Hello, apologies in advance for the lengthy questi...
# troubleshooting
n
Hello, apologies in advance for the lengthy question. ---------------------------------------------------- I have a problem and I need some opinions on how to deal with it, the least intrusive, the better. I have some re-design ideas but I would like to avoid those, as they have impact and most importantly there are other political reasons which will produce problem if I push for re-design. ---------------------------------------------------- Intro to the problem So in our business need, we wanted the KafkaSource to read from a topic if a predicate gets satisfied, and that predicate can change (true/false) during the run of the job. For example in pseudo code:
Copy code
void kafkaConsumeLogic() {

  kafkaSource.run();
  boolean kafkaSourcePaused = false;

  boolean okState;

  while (true) {
    
    okState = areWeInDesiredState();
    
    if (!okState && !kafkaSourcePaused) {
      kafkaSource.pause();
      kafkaSourcePaused = true;
    }

    if (okState && kafkaSourcePaused) {
      kafkaSource.resume();
      kafkaSourcePaused = false;
    }

    paceWait();
  }

}
So, we have achieved the above by leveraging HybridSource (https://nightlies.apache.org/flink/flink-docs-master/docs/connectors/datastream/hybridsource/) and using the first registered source as a predicate-check Bounded source which: • it will check for that areWeInDesiredState() predicate/condition, and if all ok.... • ...then in the SourceReader it provides, in the pollNext method, will return -> InputStatus.END_OF_INPUT, so the next registered source will take over which is the KafkaSource.
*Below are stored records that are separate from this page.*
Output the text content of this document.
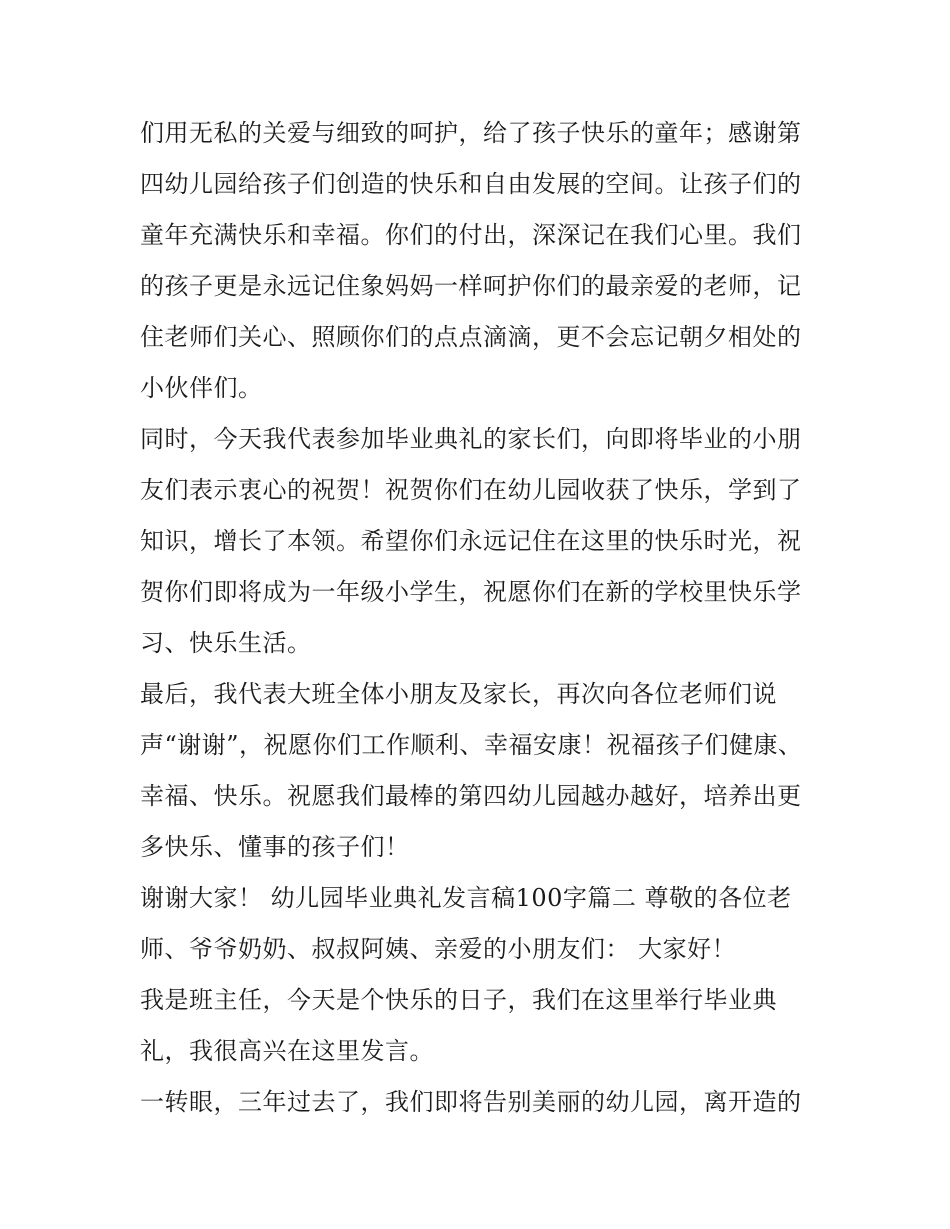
们用无私的关爱与细致的呵护，给了孩子快乐的童年；感谢第
四幼儿园给孩子们创造的快乐和自由发展的空间。让孩子们的
童年充满快乐和幸福。你们的付出，深深记在我们心里。我们
的孩子更是永远记住象妈妈一样呵护你们的最亲爱的老师，记
住老师们关心、照顾你们的点点滴滴，更不会忘记朝夕相处的
小伙伴们。
同时，今天我代表参加毕业典礼的家长们，向即将毕业的小朋
友们表示衷心的祝贺！祝贺你们在幼儿园收获了快乐，学到了
知识，增长了本领。希望你们永远记住在这里的快乐时光，祝
贺你们即将成为一年级小学生，祝愿你们在新的学校里快乐学
习、快乐生活。
最后，我代表大班全体小朋友及家长，再次向各位老师们说
声“谢谢”，祝愿你们工作顺利、幸福安康！祝福孩子们健康、
幸福、快乐。祝愿我们最棒的第四幼儿园越办越好，培养出更
多快乐、懂事的孩子们！
谢谢大家！ 幼儿园毕业典礼发言稿100字篇二 尊敬的各位老
师、爷爷奶奶、叔叔阿姨、亲爱的小朋友们： 大家好！
我是班主任，今天是个快乐的日子，我们在这里举行毕业典
礼，我很高兴在这里发言。
一转眼，三年过去了，我们即将告别美丽的幼儿园，离开造的
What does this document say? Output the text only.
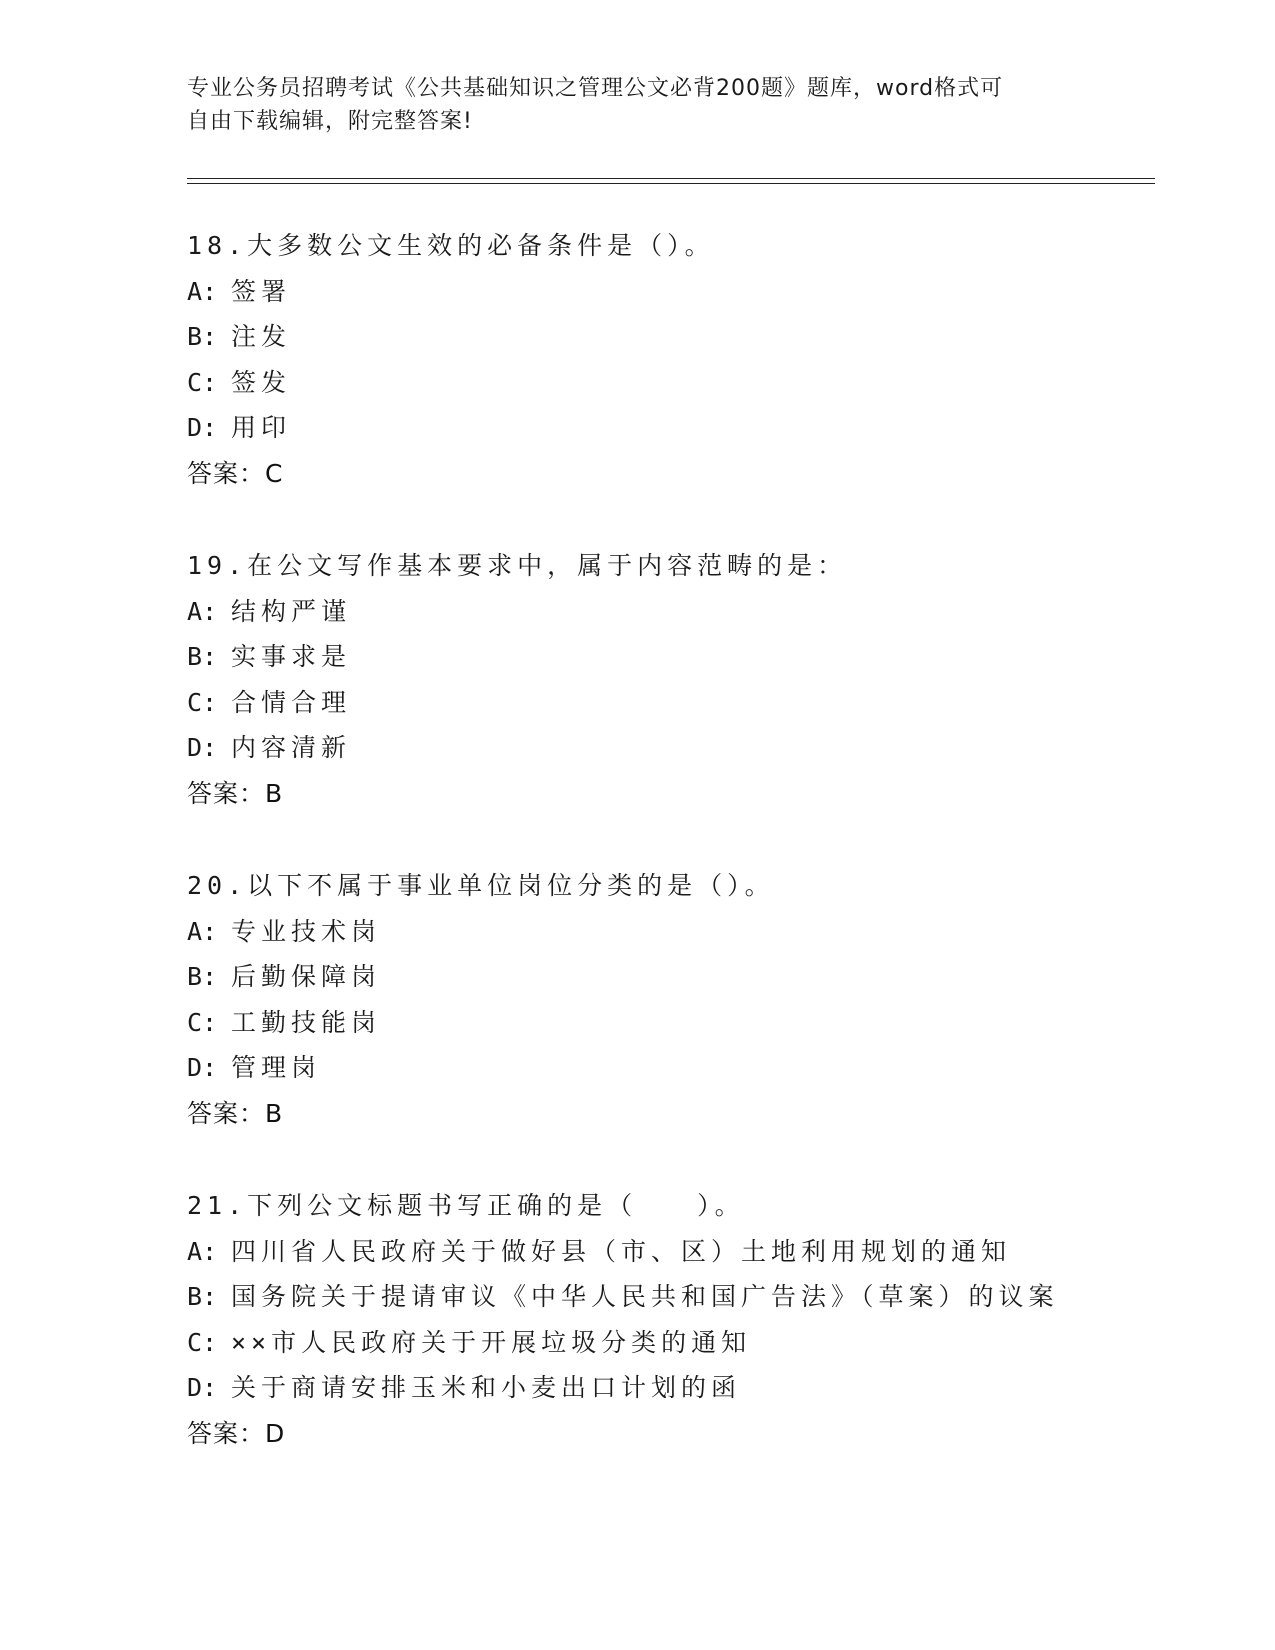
专业公务员招聘考试《公共基础知识之管理公文必背200题》题库，word格式可
自由下载编辑，附完整答案!
18.大多数公文生效的必备条件是（）。
A: 签署
B: 注发
C: 签发
D: 用印
答案：C
19.在公文写作基本要求中，属于内容范畴的是：
A: 结构严谨
B: 实事求是
C: 合情合理
D: 内容清新
答案：B
20.以下不属于事业单位岗位分类的是（）。
A: 专业技术岗
B: 后勤保障岗
C: 工勤技能岗
D: 管理岗
答案：B
21.下列公文标题书写正确的是（　　）。
A: 四川省人民政府关于做好县（市、区）土地利用规划的通知
B: 国务院关于提请审议《中华人民共和国广告法》（草案）的议案
C: ××市人民政府关于开展垃圾分类的通知
D: 关于商请安排玉米和小麦出口计划的函
答案：D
So the above pseudo code has been implemented like the following:
Copy code
class PredicateSourceReader<T> implements SourceReader<T, MySourceSplit> {

   ....

    @Override
    public InputStatus pollNext(ReaderOutput<T> output) {
        if (areWeInDesiredState()) {
            return InputStatus.END_OF_INPUT;
        }
        return InputStatus.MORE_AVAILABLE;
    }

  .....

}
and the wiring:
Copy code
PredicateSourceReader<SomeType> sourceActivator = new PredicateSourceReader<>(....);
Source<SomeType> initialSource = new Source<>(sourceActivator);

KafkaSource<SomeType> kafkaSource = buildKafkaSource(....);

HybridSource<SomeType> hybridsource = HybridSource
                .builder(initialSource)
                .addSource(context -> kafkaSource, Boundedness.CONTINUOUS_UNBOUNDED)
                .build();
---------------------------------------------------- Problem Unfortunately the above is not the most elegant + correct usage of HybridSource in my eyes, but the most important is that it does not work in the following case - which where I need some opinions or if I miss something: So, based on the above description if we satisfy the condition/predicate, we switch to kafka source, but there is another business need we need to satisfy, where for example when we identify another bad condition/predicate we fail on purpose with exception, and due to restart strategy (exponential) and failover strategy (region) this hybridSource gets restarted...which means due to re-init again, it should go again to first initialSource and kafkaSource should not run, but this is not the case, as we see kafka consumption still taking place. I have some ideas on my mind, but first I want to be sure, why after region restart, the kafkaSource is still open and not closed. Also I tried to extend KafkaSourceReader and in the pollNext method to wire there the logic, but KafkaSource is very closed to extend and only accessible through KafkaSourceBuilder which from framework user point of view does not give a lot of options.